Remember, di Egoyan (vale la pena di ricordare che è il regista di False verità: Where the Truth Lies, 2005) è una narrazione d’avventura che usa un impianto solido per mettere in scena non solo il tema della memoria dopo Auschwitz (cosa accadrà adesso che sono morti quasi tutti i testimoni?), ma anche il tema del riconoscimento e delle responsabilità legate alla memoria, oltre che il motivo del rapporto stretto tra memoria e scrittura. L’inizio del film è costruito con una trovata scenica che già contiene il film: con il repentino spostamento dallo spazio della scena iniziale, dove c’è un vecchio che si risveglia a fatica nella propria camera, arredata all’antica, invocando il nome della moglie, si alza confuso apre la porta della stanza e improvvisamente si trova dentro lo spazio completamente altro di una modernissima clinica per anziani. Questa esperienza di spaesamento, che è sia interna sia esterna allo schermo, non ci parla solo della demenza del protagonista, che non ricorda mai chi è, cosa fa, che sua moglie è morta; ma prefigura il confine nebuloso tra apparenza e verità che manda avanti tutta l’azione e i significati di Remember. Zev (Christopher Plummer) e Max (Martin Landau) – anche lui ebreo e ospite dello stesso istituto, ma costretto su una sedia a rotelle – sono gli unici sopravvissuti di Auschwitz ancora in vita rimasti capaci di riconoscere il volto del nazista che ha sterminato le loro famiglie. Guidato da una lettera di Max, di cui Zev si serve nei momenti di amnesia per ricordarsi chi sia e cosa stia facendo, Zev parte per andare a uccidere il carnefice della sua famiglia. Esistono quattro uomini con quel nome: seguendo il racconto di Max, Zev andrà in cerca di ognuno di loro.

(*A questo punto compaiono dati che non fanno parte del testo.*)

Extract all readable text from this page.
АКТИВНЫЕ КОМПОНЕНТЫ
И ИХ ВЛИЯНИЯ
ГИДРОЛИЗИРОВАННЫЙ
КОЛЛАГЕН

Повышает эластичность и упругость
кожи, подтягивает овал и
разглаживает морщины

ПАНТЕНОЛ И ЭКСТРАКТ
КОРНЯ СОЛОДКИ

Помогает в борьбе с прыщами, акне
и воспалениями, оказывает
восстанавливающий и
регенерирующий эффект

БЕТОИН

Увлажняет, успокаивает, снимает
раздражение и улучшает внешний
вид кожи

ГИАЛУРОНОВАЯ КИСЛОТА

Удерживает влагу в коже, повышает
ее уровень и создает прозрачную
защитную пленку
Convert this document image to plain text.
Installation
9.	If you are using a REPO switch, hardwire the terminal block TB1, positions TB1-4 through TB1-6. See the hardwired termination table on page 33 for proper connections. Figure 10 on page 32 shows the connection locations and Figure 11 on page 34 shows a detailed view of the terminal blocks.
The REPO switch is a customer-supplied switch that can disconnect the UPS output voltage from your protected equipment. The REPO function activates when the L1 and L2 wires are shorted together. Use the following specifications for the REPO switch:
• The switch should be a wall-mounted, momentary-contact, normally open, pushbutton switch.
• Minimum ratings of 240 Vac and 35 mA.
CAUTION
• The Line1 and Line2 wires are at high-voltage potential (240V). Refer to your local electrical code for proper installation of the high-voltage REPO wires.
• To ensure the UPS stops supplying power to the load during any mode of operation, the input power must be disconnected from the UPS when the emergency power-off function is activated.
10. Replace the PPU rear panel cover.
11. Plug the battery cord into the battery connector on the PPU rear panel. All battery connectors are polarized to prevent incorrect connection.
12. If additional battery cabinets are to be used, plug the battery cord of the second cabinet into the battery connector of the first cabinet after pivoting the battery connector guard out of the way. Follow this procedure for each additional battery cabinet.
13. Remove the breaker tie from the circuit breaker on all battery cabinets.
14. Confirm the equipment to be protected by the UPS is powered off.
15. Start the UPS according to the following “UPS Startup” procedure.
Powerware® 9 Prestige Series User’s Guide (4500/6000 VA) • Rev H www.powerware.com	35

Anche in Rabin, The Last Day, Amos Gitai lavora sul tema della memoria, mescolando il linguaggio del cinema documentario con le risorse del cinema di finzione (un piano sequenza in un campo profughi vale da solo la visione), per far diventare l’attentato al primo ministro israeliano Yitzhak Rabin, ucciso il 4 novembre 1995, uno scenario che ancora possa parlare dei pericoli presenti della violenza di matrice religiosa.

Nel film sudafricano The Endless River la parte più bella è quella dei titoli di testa, che scorrono lentamente su un paesaggio sconfinato in campo lungo, e riempito da una colonna sonora in puro stile colossal anni Cinquanta, mentre per il resto del tempo crescono i dubbi e la stanchezza.

Restano tre film: Anomalisa, che ha ricevuto il Gran Premio della Giuria; Per amor vostro, con cui Valeria Golino ha conquistato, a ragione, la Coppa Volpi come miglior attrice; e A Bigger Splash, che non ha ricevuto nessun premio e a dire il vero nemmeno troppi consensi, ma forse era il film più bello tra quelli italiani in concorso.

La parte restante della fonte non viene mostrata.